34. What to Do If You Get Shingles

Shingles (herpes zoster) is a skin disorder triggered by the chicken pox virus which is thought to lie dormant in the spinal cord until later in life. (The adult form does not appear to be contagious, but infants and people whose immunity is low should not be exposed to it.)

The risk of getting shingles increases with age. Most often, it occurs in people over age 50. The risk for shingles is also higher in those who have an illness or take medicine that suppresses the immune system.

Symptoms of shingles include:

  1. Pain, itching, or tingling sensation before a rash appears.

  2. A rash of painful red blisters which later crust over. Usually, the rash appears on one side of the torso or face and sometimes affects the eye.

  3. Though rare, fever and general weakness sometimes occur.

After the crusts fall off (usually within three weeks), pain can persist in the area of the rash. This usually goes away within one to six months. Chronic pain (post-herpetic neuralgia) can last longer, even for years. The older you are, the greater the chance that this is the case. The recovery time may also take longer.

The following steps may relieve an active outbreak of shingles.

  1. Keep sores open to the air. Don’t bandage them or wear restrictive clothing.

  2. Wash blisters, but never scrub them.
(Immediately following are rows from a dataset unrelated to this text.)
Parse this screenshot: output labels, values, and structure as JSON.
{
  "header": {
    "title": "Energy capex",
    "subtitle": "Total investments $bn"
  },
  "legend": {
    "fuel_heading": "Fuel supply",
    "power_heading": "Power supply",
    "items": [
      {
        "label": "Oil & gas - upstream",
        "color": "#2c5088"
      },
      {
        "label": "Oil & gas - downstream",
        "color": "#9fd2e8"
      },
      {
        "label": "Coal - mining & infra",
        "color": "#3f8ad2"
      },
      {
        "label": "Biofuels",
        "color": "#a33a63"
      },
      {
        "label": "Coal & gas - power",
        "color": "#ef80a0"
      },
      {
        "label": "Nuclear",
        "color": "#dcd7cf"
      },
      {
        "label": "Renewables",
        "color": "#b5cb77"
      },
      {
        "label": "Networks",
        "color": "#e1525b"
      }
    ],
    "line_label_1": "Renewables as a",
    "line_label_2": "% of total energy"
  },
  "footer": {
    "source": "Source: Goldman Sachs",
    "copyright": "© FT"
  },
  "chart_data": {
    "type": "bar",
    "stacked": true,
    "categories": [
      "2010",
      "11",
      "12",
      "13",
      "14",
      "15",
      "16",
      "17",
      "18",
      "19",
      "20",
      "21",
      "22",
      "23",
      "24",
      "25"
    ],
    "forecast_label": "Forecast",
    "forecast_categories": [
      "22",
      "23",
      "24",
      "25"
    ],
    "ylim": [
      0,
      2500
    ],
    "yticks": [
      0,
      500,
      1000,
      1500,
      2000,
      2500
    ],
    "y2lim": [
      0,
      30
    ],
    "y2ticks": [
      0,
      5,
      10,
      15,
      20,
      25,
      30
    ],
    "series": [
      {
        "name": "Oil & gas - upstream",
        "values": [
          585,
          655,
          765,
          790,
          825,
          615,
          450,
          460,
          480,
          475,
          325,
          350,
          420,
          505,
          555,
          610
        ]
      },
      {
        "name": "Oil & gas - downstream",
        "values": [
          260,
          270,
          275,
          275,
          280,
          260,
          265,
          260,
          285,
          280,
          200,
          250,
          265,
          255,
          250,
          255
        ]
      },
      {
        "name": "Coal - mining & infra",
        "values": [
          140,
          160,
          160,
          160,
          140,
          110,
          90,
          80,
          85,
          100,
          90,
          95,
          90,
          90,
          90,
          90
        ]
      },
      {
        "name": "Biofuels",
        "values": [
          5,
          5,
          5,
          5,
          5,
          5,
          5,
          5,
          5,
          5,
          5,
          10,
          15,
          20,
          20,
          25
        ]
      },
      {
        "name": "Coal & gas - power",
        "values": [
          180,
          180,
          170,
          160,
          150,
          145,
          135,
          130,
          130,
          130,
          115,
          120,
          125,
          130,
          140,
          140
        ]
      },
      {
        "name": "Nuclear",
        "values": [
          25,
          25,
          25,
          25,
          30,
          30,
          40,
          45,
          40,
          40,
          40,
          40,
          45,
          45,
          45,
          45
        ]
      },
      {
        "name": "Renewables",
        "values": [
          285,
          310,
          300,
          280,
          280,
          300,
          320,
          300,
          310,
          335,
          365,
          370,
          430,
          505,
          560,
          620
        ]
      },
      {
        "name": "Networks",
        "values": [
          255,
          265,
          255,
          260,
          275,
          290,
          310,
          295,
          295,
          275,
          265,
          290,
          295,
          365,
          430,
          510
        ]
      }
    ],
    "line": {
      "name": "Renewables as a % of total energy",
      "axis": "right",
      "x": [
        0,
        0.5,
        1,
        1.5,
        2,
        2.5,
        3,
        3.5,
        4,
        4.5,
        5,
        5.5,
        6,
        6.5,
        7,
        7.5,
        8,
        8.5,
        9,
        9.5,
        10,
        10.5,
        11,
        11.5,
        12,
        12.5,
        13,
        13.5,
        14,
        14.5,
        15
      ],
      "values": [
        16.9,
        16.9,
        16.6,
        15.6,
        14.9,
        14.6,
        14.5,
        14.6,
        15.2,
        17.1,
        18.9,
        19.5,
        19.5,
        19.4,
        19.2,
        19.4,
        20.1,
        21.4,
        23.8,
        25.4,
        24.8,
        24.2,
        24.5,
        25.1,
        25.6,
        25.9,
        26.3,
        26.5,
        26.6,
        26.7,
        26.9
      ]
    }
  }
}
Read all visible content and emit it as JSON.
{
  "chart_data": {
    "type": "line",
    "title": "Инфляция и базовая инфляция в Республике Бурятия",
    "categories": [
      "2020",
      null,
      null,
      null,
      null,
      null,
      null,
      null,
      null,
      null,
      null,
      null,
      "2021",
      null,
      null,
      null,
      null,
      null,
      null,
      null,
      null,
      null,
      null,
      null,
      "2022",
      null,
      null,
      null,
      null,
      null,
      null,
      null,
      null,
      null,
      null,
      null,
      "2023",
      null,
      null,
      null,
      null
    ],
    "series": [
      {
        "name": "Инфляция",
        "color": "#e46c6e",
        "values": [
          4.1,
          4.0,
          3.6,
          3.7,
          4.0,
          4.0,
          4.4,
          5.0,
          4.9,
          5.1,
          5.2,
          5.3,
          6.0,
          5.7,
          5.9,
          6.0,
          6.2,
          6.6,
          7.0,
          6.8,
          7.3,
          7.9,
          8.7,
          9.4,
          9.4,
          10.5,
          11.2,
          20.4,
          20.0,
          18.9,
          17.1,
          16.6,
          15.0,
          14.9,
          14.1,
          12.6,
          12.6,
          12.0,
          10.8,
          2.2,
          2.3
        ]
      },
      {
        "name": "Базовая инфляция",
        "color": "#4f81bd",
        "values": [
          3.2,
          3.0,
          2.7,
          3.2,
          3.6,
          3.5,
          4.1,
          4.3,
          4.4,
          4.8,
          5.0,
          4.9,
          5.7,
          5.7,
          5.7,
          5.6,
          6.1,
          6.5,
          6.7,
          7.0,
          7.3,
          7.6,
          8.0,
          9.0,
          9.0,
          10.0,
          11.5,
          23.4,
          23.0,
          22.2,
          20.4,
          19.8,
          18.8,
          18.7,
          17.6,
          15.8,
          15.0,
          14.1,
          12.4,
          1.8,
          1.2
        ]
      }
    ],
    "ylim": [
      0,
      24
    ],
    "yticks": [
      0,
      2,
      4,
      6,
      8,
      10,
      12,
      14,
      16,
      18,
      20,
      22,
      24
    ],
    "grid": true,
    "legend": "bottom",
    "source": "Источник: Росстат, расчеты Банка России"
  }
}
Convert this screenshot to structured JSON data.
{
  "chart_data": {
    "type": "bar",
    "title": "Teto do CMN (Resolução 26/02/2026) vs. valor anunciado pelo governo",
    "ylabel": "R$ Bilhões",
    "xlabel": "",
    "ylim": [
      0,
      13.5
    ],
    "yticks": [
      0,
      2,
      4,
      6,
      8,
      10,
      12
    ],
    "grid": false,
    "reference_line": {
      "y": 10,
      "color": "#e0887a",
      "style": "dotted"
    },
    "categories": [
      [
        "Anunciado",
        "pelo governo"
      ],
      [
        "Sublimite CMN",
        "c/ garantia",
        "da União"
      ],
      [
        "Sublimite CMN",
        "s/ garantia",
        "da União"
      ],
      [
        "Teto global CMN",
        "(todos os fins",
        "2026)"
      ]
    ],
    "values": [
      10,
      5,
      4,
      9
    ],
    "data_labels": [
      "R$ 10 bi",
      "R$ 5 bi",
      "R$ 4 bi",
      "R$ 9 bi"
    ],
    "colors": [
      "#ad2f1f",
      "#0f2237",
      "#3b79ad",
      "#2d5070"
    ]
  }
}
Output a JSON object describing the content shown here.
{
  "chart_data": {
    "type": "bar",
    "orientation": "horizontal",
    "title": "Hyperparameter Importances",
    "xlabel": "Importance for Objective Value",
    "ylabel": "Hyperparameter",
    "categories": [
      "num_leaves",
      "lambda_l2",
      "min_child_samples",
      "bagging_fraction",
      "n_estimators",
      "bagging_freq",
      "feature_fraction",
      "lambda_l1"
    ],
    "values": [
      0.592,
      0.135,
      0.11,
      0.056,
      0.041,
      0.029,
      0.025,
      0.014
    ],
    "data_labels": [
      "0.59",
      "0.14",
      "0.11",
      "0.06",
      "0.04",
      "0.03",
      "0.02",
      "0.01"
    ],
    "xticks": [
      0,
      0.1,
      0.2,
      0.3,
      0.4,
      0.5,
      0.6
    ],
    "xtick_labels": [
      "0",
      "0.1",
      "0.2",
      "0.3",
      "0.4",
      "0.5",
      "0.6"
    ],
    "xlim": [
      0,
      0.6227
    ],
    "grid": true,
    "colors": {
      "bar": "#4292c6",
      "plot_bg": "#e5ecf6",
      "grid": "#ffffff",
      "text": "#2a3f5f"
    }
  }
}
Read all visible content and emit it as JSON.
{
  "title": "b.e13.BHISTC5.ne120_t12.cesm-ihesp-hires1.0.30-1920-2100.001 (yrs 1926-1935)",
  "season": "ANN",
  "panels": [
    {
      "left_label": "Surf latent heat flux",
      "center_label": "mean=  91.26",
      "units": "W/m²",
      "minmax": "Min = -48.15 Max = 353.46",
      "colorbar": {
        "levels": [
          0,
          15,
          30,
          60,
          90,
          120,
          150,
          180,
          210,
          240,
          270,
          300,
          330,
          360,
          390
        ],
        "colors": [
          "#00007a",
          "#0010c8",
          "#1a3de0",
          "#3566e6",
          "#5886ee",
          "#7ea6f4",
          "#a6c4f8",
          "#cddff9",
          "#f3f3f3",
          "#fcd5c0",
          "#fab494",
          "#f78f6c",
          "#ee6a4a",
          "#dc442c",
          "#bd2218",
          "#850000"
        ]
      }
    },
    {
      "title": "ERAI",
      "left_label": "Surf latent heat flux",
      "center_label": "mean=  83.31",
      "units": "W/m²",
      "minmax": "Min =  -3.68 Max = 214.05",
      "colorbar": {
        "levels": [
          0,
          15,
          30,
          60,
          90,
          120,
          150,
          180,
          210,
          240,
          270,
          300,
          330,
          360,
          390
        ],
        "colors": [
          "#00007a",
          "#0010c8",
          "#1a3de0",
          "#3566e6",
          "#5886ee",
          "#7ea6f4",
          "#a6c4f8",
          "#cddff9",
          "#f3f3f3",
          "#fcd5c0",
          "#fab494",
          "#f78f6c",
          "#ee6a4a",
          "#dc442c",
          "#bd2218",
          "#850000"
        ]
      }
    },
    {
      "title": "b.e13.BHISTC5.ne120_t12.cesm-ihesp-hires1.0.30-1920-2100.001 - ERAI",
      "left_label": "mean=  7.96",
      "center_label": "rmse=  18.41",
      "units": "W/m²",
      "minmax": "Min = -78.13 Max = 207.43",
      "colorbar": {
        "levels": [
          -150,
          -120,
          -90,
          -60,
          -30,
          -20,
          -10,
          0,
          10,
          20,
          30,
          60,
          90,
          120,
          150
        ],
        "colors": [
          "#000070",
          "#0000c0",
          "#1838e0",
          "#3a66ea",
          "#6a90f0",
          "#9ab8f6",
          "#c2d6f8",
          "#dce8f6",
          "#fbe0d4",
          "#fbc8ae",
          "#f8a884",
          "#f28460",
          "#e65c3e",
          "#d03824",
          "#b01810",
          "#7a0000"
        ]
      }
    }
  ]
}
Apply cool compresses, calamine lotion, or baking soda to relieve itching.

Shingles requires medical care, especially if an eye is affected. A prescribed oral antiviral medicine is effective if started within 24 to 72 hours after the rash first appears. Your doctor may also prescribe pain relievers, antihistamines, or possibly corticosteroids. A vaccine may prevent shingles or lessen its symptoms. The vaccine is advised for persons age 60 and older who have had chicken pox, but have not had shingles.